Die fürchterliche Anfangsphase weckte beim Mittelfeldspieler ungünstige Erinnerungen an ein Fiasko vor einem Jahr: "Das war ein bisschen wie in Barcelona."

Die Bayern waren Uniteds Druck in den ersten 35 Minuten nicht gewachsen. Die geistige Frische fehlte. Nani genügte beim 2:0 ein simpler Schritt nach vorne in den Ball, um sich von drei Verteidigern zu lösen. Die Versagensangst eines Holger Badstubers war bis auf die Tribüne greifbar.

Der Glaube an sich selbst

"So darf man nicht beginnen. Erst recht nicht, wenn der Gegner Manchester United heißt", sagte van Bommel. Doch die Bayern der Saison 2009/10 zeichnet ein lange vermisstes Attribut aus: der Glaube an sich selbst.

"Als wir 2001 die Champions League gewonnen haben, waren wir nicht die beste Mannschaft.

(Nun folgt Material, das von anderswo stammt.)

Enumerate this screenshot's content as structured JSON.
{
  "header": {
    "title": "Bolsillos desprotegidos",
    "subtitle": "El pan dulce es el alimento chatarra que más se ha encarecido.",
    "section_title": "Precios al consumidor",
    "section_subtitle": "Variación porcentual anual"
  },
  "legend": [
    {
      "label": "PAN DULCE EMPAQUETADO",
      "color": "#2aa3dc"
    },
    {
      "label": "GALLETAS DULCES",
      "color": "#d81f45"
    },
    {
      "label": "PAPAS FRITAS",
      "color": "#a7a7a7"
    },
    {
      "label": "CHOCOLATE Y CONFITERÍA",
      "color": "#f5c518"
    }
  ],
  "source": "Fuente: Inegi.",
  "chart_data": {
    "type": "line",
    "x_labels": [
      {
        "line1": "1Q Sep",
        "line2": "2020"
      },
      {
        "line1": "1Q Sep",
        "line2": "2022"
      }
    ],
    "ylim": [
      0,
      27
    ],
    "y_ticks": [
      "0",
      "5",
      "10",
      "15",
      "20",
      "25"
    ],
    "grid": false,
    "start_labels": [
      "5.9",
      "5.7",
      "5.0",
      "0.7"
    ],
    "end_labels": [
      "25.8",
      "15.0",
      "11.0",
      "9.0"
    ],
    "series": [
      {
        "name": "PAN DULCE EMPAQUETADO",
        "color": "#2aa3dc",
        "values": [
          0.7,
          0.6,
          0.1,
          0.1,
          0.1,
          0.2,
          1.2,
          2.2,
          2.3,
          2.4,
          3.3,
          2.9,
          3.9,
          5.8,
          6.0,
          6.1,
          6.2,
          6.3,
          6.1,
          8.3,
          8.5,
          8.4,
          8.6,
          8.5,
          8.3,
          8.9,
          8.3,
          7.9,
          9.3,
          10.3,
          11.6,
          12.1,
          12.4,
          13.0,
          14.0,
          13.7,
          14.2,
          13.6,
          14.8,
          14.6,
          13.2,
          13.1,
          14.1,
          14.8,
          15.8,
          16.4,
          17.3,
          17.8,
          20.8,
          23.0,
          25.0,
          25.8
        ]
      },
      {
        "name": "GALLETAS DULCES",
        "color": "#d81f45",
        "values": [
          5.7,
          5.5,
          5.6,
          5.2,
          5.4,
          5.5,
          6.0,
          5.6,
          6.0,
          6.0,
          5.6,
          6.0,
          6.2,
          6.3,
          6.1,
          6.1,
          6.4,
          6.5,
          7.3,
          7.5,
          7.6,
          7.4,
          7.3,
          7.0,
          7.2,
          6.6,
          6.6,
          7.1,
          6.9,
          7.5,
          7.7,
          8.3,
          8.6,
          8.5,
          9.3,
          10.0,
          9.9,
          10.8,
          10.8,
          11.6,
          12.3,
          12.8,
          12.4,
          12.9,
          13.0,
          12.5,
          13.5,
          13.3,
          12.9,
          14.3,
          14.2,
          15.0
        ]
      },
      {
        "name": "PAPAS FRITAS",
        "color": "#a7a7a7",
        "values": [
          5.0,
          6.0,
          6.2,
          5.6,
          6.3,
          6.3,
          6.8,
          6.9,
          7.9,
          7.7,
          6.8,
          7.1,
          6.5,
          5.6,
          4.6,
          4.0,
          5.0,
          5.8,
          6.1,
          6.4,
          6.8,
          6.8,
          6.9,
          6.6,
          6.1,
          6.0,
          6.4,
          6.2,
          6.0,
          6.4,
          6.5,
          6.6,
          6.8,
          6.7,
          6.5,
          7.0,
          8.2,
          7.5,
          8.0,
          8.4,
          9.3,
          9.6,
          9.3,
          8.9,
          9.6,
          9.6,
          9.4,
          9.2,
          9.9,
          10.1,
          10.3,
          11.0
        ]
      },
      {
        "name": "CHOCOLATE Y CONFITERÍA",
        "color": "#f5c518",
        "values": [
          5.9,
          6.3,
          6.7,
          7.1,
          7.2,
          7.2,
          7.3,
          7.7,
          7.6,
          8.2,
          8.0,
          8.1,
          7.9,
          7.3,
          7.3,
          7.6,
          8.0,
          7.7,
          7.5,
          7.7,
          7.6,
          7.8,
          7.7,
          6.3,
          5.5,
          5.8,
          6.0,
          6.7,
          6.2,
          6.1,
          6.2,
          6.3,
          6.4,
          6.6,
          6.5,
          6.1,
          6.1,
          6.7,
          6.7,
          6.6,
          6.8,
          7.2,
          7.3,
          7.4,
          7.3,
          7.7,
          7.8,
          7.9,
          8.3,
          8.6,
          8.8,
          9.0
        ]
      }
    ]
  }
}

Damals waren Wille, Leidenschaft und Kampfgeist entscheidend. Das hat es beim FC Bayern in dieser Form lange nicht mehr gegeben. In den letzten Wochen erkenne ich diese Leidenschaft wieder", sagte Vorstandsboss Karl-Heinz Rummenigge.

In dieser Hinsicht ist ein Vergleich mit 2001 zulässig. Der Stil und die Qualitäten der aktuellen Mannschaft haben sich aber gänzlich verändert.

Andere Qualitäten als 2001

Van Gaal setzt auf ein dominantes Auftreten mit viel Ballbesitz. 70 Prozent waren es in Manchester in der zweiten Halbzeit, insgesamt lag der Wert bei 60 Prozent. Mit Franck Ribery und Arjen Robben haben die Bayern zwei Spieler, die dem Spiel jederzeit den individuell entscheidenden Stempel aufdrücken können.

"Die Bayern haben nicht umsonst so viel Geld für die beiden ausgegeben", sagte Ottmar Hitzfeld, Titel-Trainer von 2001. "Barcelona hat Lionel Messi, Real Madrid Cristiano Ronaldo und Manchester United Wayne Rooney. Und die Bayern haben Ribery und Robben."

Uli Hoeneß im Interview: "Jetzt nicht verrückt spielen"

Der Niederländer erzielte wie schon in Florenz das entscheidende Tor zum Weiterkommen auf geniale Weise. "Von 20 Versuchen im Training, ein Tor so nach einer Ecke zu schießen, gehen vielleicht fünf ins Tor - ohne Torwart", sagte Ivica Olic.

Es ist nicht verwerflich, auf die begnadeten Fähigkeiten eines Arjen Robben zu zählen. Sich darauf zu verlassen, kann freilich gefährlich werden. Auf Dauer sind die Fehler in der Defensive nicht zu kompensieren.

Abwehr weiter die Achillesferse

Acht Gegentore kassierten die Münchner gegen Florenz und Manchester. Viele davon waren das Resultat kapitaler Fehler. Torhüter Jörg Butt sah bei Darron Gibsons 1:0 analog zum ersten Gegentor in Florenz nicht gut aus. Vor dem 3:0 ließen sich Badstuber und Demichelis von einem Einwurf überrumpeln.

"Wir müssen uns in der Defensive deutlich steigern. Das waren ein paar Fehler zu viel am Anfang", sagte Butt nach dem Einzug ins Halbfinale.

Dort treffen die Bayern auf Olympique Lyon. Eine sehr homogene Mannschaft, die im Achtelfinale drei von vier Halbzeiten gegen Real Madrid dominierte.

Rummenigges Geschenk an Geburtstagskind Ribery

Zunächst steht aber das nächste Auswärtsspiel bei Bayer Leverkusen an. "Nur wenn wir dort gewinnen, haben wir den Rücken frei für die Spiele gegen Lyon", sagte Präsident Uli Hoeneß.

Trotz aller Warnungen ist die Zuversicht da, dass es eine ganz besondere Saison werden könnte. "Ich bin davon überzeugt, dass wir eine Saison hinkriegen, die wir lange nicht mehr hatten", prophezeite Rummenigge.

Seine Bankettrede beendete der Bayern-Boss mit einer klaren Botschaft an Geburtstagskind Franck Ribery: "Lieber Franck, du kriegst noch ein Geschenk. Da ist ein Kugelschreiber drin, mit dem du hoffentlich irgendwann deinen neuen Vertag beim FC Bayern unterschreibst."

Am Ende eines stressigen Tages in Manchester wurde dann doch noch gelacht.